Elle retire la main droite d'Aulton de son visage. Il tend avec précaution son index vers le tableau, en regardant dans une autre direction. Son doigt se pose d'abord sur le "Q", puis sur le "P". "P, c'est ça", dit Mme Mukhopadhyay. Elle déplace le tableau de lettres vers la droite pour rapprocher le "O" de son doigt. "Tu as raison, tu as raison", dit-elle. Poussé par Mukhopadhyay, Aulton touche à nouveau le tableau. "E... T... continuez, continuez", dit-elle en déplaçant légèrement le tableau pour qu'il rencontre ses doigts. Elle éloigne une seconde fois sa main de son visage et l'empêche de s'éloigner du tableau avant qu'Aulton ne l'appuie sur le "R", puis sur le "Y". "Nous allons faire de la poésie", dit-elle.

Mme Mukhopadhyay a inventé cette technique, connue sous le nom de "méthode d'incitation rapide"[rapid prompting method], dans les années 1990 pour aider son fils autiste Tito à communiquer. En 2004, elle s'est installée à Austin pour travailler avec d'autres enfants autistes, dont beaucoup ont un langage minimal, c'est-à-dire qu'ils ne prononcent que peu ou pas de mots. Par la suite, elle a commencé à former d'autres enseignants à cette méthode. Mme Mukhopadhyay explique qu'elle peut travailler avec des enfants de tout âge et qu'elle évalue leurs connaissances pour déterminer ce qu'il faut leur enseigner. Elle recommande aux parents de jeunes enfants de les exposer à l'écrit et de les questionner fréquemment, comme elle l'a fait avec Tito dès l'âge de 3 ans.
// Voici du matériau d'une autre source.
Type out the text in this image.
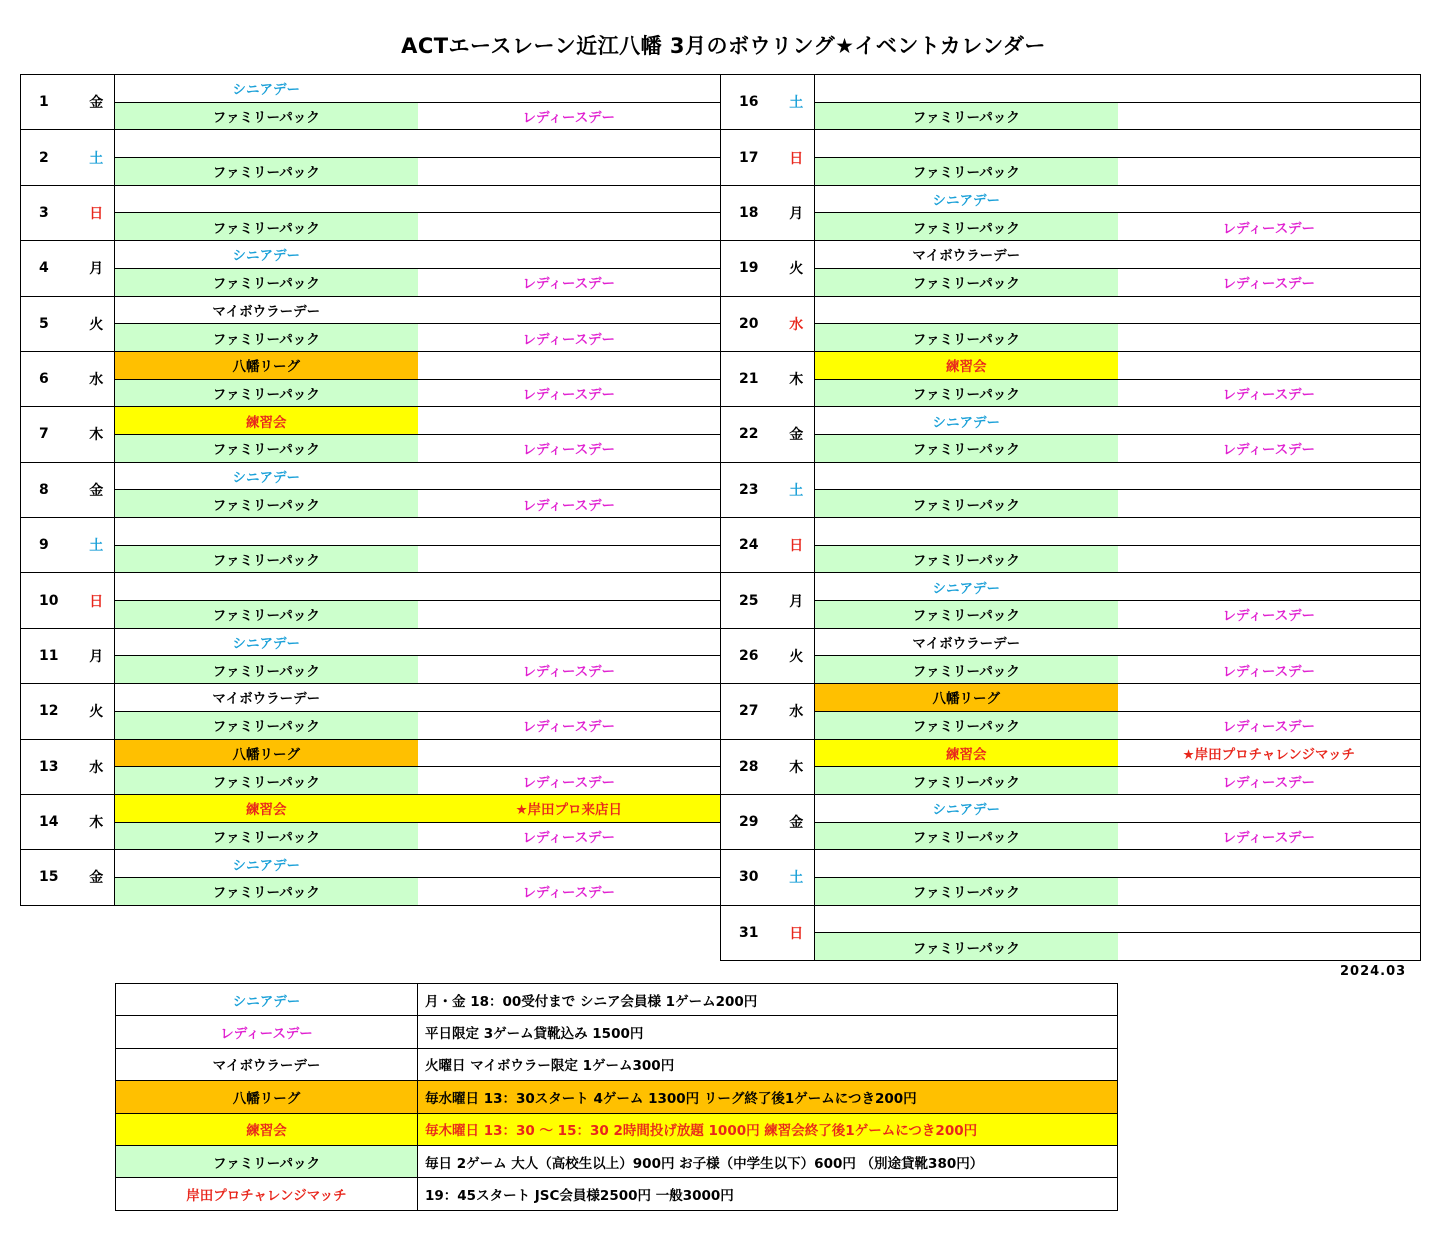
ACTエースレーン近江八幡 3月のボウリング★イベントカレンダー
1	金	シニアデー	
		ファミリーパック	レディースデー
2	土		
		ファミリーパック	
3	日		
		ファミリーパック	
4	月	シニアデー	
		ファミリーパック	レディースデー
5	火	マイボウラーデー	
		ファミリーパック	レディースデー
6	水	八幡リーグ	
		ファミリーパック	レディースデー
7	木	練習会	
		ファミリーパック	レディースデー
8	金	シニアデー	
		ファミリーパック	レディースデー
9	土		
		ファミリーパック	
10	日		
		ファミリーパック	
11	月	シニアデー	
		ファミリーパック	レディースデー
12	火	マイボウラーデー	
		ファミリーパック	レディースデー
13	水	八幡リーグ	
		ファミリーパック	レディースデー
14	木	練習会	★岸田プロ来店日
		ファミリーパック	レディースデー
15	金	シニアデー	
		ファミリーパック	レディースデー
16	土		
		ファミリーパック	
17	日		
		ファミリーパック	
18	月	シニアデー	
		ファミリーパック	レディースデー
19	火	マイボウラーデー	
		ファミリーパック	レディースデー
20	水		
		ファミリーパック	
21	木	練習会	
		ファミリーパック	レディースデー
22	金	シニアデー	
		ファミリーパック	レディースデー
23	土		
		ファミリーパック	
24	日		
		ファミリーパック	
25	月	シニアデー	
		ファミリーパック	レディースデー
26	火	マイボウラーデー	
		ファミリーパック	レディースデー
27	水	八幡リーグ	
		ファミリーパック	レディースデー
28	木	練習会	★岸田プロチャレンジマッチ
		ファミリーパック	レディースデー
29	金	シニアデー	
		ファミリーパック	レディースデー
30	土		
		ファミリーパック	
31	日		
		ファミリーパック	
2024.03
シニアデー	月・金 18：00受付まで シニア会員様 1ゲーム200円
レディースデー	平日限定 3ゲーム貸靴込み 1500円
マイボウラーデー	火曜日 マイボウラー限定 1ゲーム300円
八幡リーグ	毎水曜日 13：30スタート 4ゲーム 1300円 リーグ終了後1ゲームにつき200円
練習会	毎木曜日 13：30 ～ 15：30 2時間投げ放題 1000円 練習会終了後1ゲームにつき200円
ファミリーパック	毎日 2ゲーム 大人（高校生以上）900円 お子様（中学生以下）600円 （別途貸靴380円）
岸田プロチャレンジマッチ	19：45スタート JSC会員様2500円 一般3000円
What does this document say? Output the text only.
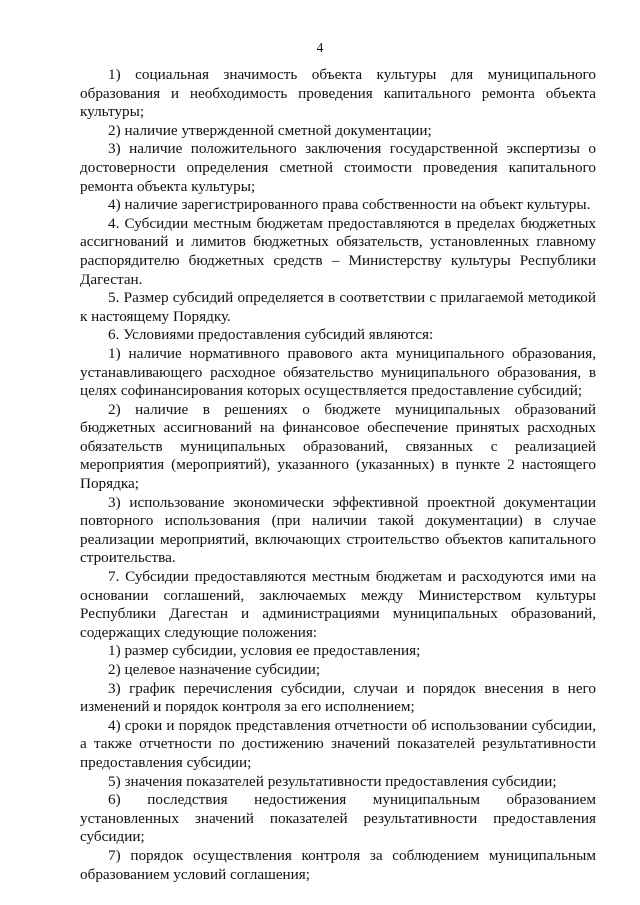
4

1) социальная значимость объекта культуры для муниципального образования и необходимость проведения капитального ремонта объекта культуры;

2) наличие утвержденной сметной документации;

3) наличие положительного заключения государственной экспертизы о достоверности определения сметной стоимости проведения капитального ремонта объекта культуры;

4) наличие зарегистрированного права собственности на объект культуры.

4. Субсидии местным бюджетам предоставляются в пределах бюджетных ассигнований и лимитов бюджетных обязательств, установленных главному распорядителю бюджетных средств – Министерству культуры Республики Дагестан.

5. Размер субсидий определяется в соответствии с прилагаемой методикой к настоящему Порядку.

6. Условиями предоставления субсидий являются:

1) наличие нормативного правового акта муниципального образования, устанавливающего расходное обязательство муниципального образования, в целях софинансирования которых осуществляется предоставление субсидий;

2) наличие в решениях о бюджете муниципальных образований бюджетных ассигнований на финансовое обеспечение принятых расходных обязательств муниципальных образований, связанных с реализацией мероприятия (мероприятий), указанного (указанных) в пункте 2 настоящего Порядка;

3) использование экономически эффективной проектной документации повторного использования (при наличии такой документации) в случае реализации мероприятий, включающих строительство объектов капитального строительства.

7. Субсидии предоставляются местным бюджетам и расходуются ими на основании соглашений, заключаемых между Министерством культуры Республики Дагестан и администрациями муниципальных образований, содержащих следующие положения:

1) размер субсидии, условия ее предоставления;

2) целевое назначение субсидии;

3) график перечисления субсидии, случаи и порядок внесения в него изменений и порядок контроля за его исполнением;

4) сроки и порядок представления отчетности об использовании субсидии, а также отчетности по достижению значений показателей результативности предоставления субсидии;

5) значения показателей результативности предоставления субсидии;

6) последствия недостижения муниципальным образованием установленных значений показателей результативности предоставления субсидии;

7) порядок осуществления контроля за соблюдением муниципальным образованием условий соглашения;
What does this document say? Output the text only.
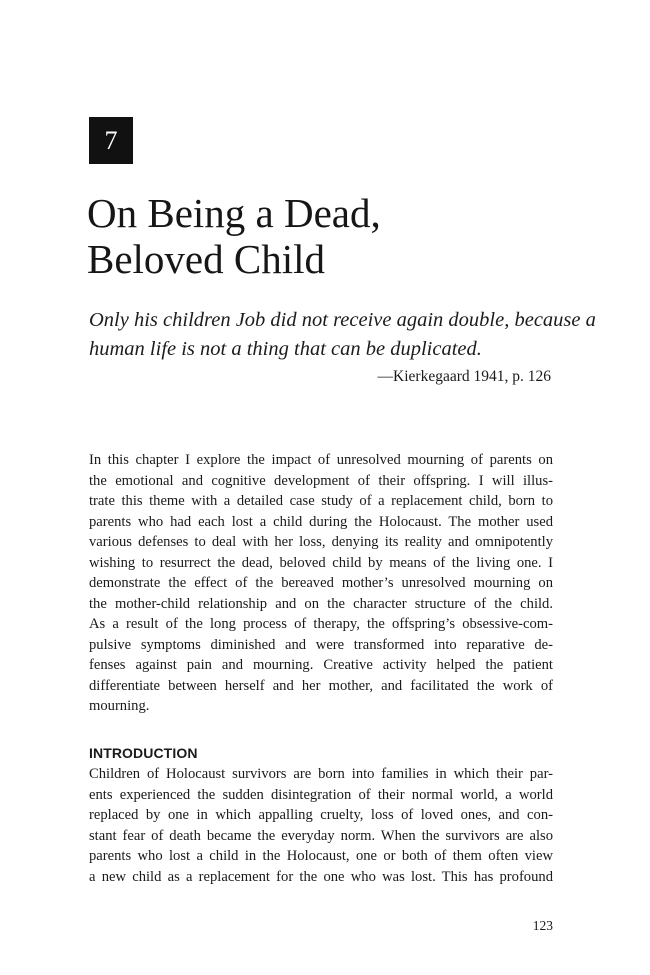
7
On Being a Dead,
Beloved Child
Only his children Job did not receive again double, because a
human life is not a thing that can be duplicated.
—Kierkegaard 1941, p. 126
In this chapter I explore the impact of unresolved mourning of parents on
the emotional and cognitive development of their offspring. I will illus-
trate this theme with a detailed case study of a replacement child, born to
parents who had each lost a child during the Holocaust. The mother used
various defenses to deal with her loss, denying its reality and omnipotently
wishing to resurrect the dead, beloved child by means of the living one. I
demonstrate the effect of the bereaved mother’s unresolved mourning on
the mother-child relationship and on the character structure of the child.
As a result of the long process of therapy, the offspring’s obsessive-com-
pulsive symptoms diminished and were transformed into reparative de-
fenses against pain and mourning. Creative activity helped the patient
differentiate between herself and her mother, and facilitated the work of
mourning.
INTRODUCTION
Children of Holocaust survivors are born into families in which their par-
ents experienced the sudden disintegration of their normal world, a world
replaced by one in which appalling cruelty, loss of loved ones, and con-
stant fear of death became the everyday norm. When the survivors are also
parents who lost a child in the Holocaust, one or both of them often view
a new child as a replacement for the one who was lost. This has profound
123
L'incitation rapide semble simple : L'enseignant présente un tableau d'alphabet ou un choix de deux mots sur des bouts de papier, puis incite verbalement ou physiquement la personne autiste à pointer les lettres ou les mots. L'enseignant peut, par exemple, dire à l'élève que le ciel est bleu, puis lui demander de quelle couleur est le ciel. Bien que les enseignants essaient d'éviter de déplacer directement la main de l'élève, ils peuvent lui donner un coup de coude ou lui taper sur l'épaule.
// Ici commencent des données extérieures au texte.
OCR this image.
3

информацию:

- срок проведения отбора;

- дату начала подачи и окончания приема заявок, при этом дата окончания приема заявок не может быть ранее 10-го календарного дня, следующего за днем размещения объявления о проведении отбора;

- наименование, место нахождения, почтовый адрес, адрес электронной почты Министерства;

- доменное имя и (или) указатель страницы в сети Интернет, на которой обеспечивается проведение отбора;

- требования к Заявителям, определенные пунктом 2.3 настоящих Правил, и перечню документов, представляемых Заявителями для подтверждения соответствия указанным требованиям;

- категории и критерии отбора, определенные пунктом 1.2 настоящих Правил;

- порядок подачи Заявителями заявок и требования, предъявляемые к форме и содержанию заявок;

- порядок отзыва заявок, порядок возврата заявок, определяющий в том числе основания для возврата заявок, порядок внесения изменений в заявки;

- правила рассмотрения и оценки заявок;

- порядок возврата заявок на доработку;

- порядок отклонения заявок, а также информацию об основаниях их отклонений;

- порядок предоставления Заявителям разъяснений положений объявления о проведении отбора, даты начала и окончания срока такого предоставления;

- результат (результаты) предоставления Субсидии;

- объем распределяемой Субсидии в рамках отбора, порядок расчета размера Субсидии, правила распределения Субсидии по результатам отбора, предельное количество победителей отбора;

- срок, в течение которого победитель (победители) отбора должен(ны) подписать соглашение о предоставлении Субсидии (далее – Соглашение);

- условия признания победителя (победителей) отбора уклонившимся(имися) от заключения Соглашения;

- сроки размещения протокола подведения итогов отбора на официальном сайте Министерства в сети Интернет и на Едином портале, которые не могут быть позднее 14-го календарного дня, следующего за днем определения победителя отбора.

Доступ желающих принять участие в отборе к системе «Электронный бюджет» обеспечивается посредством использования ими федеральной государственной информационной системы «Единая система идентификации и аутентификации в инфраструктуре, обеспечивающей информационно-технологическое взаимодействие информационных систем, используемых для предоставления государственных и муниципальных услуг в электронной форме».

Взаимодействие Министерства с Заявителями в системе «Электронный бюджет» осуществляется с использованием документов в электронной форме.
L'hypothèse centrale de cette méthode est que les capacités intellectuelles de l'élève rivalisent avec celles de ses camarades neurotypiques et que, malgré son manque fréquent d'attention ou de réaction, il comprend tout ce qui lui est communiqué. Selon Mukhopadhyay, les enfants autistes ne sont limités que par leurs faibles capacités motrices et les distractions causées par un système sensoriel en surrégime. Même les enfants qui ne parlent pas peuvent apprendre à lire et à communiquer s'ils passent suffisamment de temps à interagir avec les lettres, dit-elle.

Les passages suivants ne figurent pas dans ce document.